His grandfather, father and uncles all played a role in teaching Lledo various forms of martial arts and fighting.

According to his bio, his great grandfather taught him the European style of fencing. His father, Luis Lledo Sr. (a member of the Philippine Air Force), taught him hand-to-hand combat. His uncles, local boxing promoters, taught him the art of boxing.

Along the way, he also learned how to use guns, becoming an expert in combat shooting. In his early years, he also soaked up other forms of martial arts — including KunTao and Silat, ancient form of Indonesian and Chinese self defense tactics.

It came as no surprise that by the time he was 18, Lledo was already a first-degree black belt in karate under the tutelage of Joe David of the Kyokushinkai style of Karate.

Lledo quickly moved up the ladder in karate and sought out other martial arts masters. During those years, he learned from the best of the best – grandmasters from the art of Japanese karate, Korean Tang Soo Do, Moo Doo Kwan, Chinese Tai Chi Chuan, Filipino Arnis, Kung Fu and many other art forms.

He earned a fifth degree black belt in Modern Arnis, a sixth degree black belt in karate, and flew all over the world to compete and participate in several martial arts events.

Amara Arkanis
By 1980, Lledo decided to combine all of his knowledge into one form of martial arts. He created Amara Arkanis, which he describes as an evolution of his martial arts learning that is geared towards an individual’s psychological and physiological makeup, according to FMA Pulse, a Filipino Martial Arts website.

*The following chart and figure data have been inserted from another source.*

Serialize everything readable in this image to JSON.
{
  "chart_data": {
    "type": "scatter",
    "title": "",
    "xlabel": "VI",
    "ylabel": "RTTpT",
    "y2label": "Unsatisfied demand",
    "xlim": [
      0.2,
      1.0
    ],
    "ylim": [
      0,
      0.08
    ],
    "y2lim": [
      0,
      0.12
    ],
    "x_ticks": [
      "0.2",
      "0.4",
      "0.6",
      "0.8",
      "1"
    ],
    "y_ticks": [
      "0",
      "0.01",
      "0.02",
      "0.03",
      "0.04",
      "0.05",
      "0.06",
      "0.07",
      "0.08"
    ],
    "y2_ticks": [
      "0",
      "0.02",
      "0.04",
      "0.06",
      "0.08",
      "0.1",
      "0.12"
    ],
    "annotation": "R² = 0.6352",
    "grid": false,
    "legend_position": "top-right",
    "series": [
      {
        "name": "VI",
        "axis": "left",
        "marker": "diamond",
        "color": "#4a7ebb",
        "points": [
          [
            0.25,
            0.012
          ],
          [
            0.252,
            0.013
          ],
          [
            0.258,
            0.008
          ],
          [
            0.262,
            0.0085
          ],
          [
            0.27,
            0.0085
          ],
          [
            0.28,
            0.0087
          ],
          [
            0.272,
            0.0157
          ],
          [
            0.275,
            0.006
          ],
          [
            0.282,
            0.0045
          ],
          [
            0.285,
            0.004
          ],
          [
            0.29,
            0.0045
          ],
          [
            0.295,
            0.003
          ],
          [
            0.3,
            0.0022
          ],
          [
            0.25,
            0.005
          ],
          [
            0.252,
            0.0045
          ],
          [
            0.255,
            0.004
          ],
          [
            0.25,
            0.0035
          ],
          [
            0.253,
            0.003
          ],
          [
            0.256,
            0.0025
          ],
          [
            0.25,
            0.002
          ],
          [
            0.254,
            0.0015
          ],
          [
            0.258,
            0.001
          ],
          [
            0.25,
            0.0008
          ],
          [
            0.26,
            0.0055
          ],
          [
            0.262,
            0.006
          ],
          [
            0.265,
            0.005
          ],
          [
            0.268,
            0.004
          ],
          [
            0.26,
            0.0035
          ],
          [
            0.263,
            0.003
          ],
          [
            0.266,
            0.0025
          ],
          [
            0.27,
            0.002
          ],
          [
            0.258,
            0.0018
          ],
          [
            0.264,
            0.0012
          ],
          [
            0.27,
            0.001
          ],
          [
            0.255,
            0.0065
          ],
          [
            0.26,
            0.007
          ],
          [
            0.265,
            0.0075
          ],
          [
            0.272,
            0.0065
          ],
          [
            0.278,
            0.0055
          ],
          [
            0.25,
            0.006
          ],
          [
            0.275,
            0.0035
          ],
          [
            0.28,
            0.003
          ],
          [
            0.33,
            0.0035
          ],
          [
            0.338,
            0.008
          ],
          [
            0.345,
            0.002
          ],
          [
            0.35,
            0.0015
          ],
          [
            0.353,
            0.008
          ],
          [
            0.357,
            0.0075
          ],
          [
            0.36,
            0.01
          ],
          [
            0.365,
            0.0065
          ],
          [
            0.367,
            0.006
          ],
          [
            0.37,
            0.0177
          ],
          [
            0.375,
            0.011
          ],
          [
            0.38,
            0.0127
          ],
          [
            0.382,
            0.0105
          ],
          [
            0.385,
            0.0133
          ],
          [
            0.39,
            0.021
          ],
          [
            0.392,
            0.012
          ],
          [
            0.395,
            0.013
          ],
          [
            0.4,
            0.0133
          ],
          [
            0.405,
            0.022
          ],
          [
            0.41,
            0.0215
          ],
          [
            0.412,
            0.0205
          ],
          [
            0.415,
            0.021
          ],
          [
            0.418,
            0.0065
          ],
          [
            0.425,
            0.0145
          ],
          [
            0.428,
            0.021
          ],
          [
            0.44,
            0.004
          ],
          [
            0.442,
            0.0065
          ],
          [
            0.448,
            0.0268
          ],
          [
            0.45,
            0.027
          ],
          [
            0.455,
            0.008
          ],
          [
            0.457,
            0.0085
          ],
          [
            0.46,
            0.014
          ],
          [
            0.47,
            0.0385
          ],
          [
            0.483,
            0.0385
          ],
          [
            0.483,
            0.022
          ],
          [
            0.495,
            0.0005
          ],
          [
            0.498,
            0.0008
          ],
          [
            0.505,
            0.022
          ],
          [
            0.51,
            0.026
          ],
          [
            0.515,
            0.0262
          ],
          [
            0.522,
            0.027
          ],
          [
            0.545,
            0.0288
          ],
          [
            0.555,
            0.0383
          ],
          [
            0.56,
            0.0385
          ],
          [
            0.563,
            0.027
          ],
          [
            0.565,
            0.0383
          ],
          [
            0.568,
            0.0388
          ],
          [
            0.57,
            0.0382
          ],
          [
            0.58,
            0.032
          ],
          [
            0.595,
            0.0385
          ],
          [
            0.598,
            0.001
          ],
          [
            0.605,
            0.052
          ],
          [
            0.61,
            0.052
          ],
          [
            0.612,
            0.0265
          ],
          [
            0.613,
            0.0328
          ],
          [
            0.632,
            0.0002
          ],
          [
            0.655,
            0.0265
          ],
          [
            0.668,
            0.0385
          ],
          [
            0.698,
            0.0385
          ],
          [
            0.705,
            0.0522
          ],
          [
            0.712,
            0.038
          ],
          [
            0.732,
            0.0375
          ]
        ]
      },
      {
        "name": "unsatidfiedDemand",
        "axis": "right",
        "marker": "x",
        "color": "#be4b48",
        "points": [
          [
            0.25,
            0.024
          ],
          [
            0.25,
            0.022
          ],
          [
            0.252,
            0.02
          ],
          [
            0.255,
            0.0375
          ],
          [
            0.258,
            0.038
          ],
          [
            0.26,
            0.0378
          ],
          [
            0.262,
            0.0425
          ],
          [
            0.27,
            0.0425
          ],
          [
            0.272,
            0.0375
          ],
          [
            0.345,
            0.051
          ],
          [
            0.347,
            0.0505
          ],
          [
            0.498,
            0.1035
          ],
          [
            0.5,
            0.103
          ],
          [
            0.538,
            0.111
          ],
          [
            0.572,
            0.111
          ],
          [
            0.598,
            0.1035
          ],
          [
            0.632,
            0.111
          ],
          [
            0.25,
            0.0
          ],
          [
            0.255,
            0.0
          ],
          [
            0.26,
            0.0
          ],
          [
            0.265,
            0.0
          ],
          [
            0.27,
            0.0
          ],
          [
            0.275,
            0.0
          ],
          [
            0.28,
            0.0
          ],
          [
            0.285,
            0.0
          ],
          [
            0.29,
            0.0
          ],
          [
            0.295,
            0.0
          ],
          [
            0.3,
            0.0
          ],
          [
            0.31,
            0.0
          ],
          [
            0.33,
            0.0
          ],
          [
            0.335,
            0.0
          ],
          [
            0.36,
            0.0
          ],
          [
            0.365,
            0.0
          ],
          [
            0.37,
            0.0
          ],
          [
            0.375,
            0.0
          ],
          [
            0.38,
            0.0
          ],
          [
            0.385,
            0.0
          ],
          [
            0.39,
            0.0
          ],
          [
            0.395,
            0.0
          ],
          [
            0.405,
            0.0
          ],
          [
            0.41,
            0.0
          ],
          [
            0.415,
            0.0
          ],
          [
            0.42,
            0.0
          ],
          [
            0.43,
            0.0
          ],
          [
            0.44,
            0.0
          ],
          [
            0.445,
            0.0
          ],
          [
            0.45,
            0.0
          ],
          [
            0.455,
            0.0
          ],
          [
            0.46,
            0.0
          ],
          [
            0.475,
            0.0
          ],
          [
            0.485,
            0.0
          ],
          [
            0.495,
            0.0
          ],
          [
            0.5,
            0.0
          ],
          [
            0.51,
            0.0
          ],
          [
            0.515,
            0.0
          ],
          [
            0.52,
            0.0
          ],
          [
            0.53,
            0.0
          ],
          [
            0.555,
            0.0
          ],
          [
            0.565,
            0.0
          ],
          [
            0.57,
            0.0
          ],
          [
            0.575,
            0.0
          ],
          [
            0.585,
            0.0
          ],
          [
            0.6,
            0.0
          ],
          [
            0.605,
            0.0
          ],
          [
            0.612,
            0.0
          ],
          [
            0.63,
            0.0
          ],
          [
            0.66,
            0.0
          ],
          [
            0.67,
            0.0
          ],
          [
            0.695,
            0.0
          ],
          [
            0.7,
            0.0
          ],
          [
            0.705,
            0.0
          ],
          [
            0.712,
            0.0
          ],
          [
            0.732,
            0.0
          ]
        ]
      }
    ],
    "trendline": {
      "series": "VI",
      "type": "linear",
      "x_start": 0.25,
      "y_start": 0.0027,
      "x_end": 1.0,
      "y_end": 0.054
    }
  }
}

“Amara means balance (positive/negative). Arkanis is a unification of the armed art of Arnis and the unarmed art of the fist (kamao). Taken together, Amara Arkanis is the art of achieving balance in life through the fighting arts,” said Lledo as told to Emmanuel ES Querubin of FMA. “Amara Arkanis is an on-going, growing, never-ending active learning process. It is an art that evolved from fighting systems that were developed in the battlefield. Like its predecessors, techniques of Amara Arkanis are deadly and fatal. The only difference is the end result.

“The main purpose of the early fighting arts was to kill the enemy instantly,” he added. “In competition where rules have been established, the aim of Amara Arkanis is to win the gold medal. In self-defense situations, the goal is to neutralize the threat, without necessarily permanently maiming or killing the opponent.”

Lledo soon developed a system and curriculum for his style Amara Arkanis. He modernized the art to fit students at all different levels.
Migration to the US

In 2002, Lledo left the Philippines and migrated to the US with the title of Ambassador Plenipotentiary of the Department of Tourism’s Office of Philippine Indigenous Fighting Arts.

He settled in New Jersey where he started as a karate instructor, before forming the Sword Stick Society, a martial arts organization.
Since founding Amara Arkanis, Lledo has continued to teach students about Filipino martial arts in the US and Philippines.

Most recently, Lledo has served as an annual guest lecturer for the American Society of Internal Arts (Tai Chi) and holds workshops around the East Coast.
In 2009, Action Martial Arts Magazine Hall of Fame honored Lledo with its Ambassador of Goodwill of the Martial Arts for bridging the gap between the Filipino and Chinese Fighting Arts.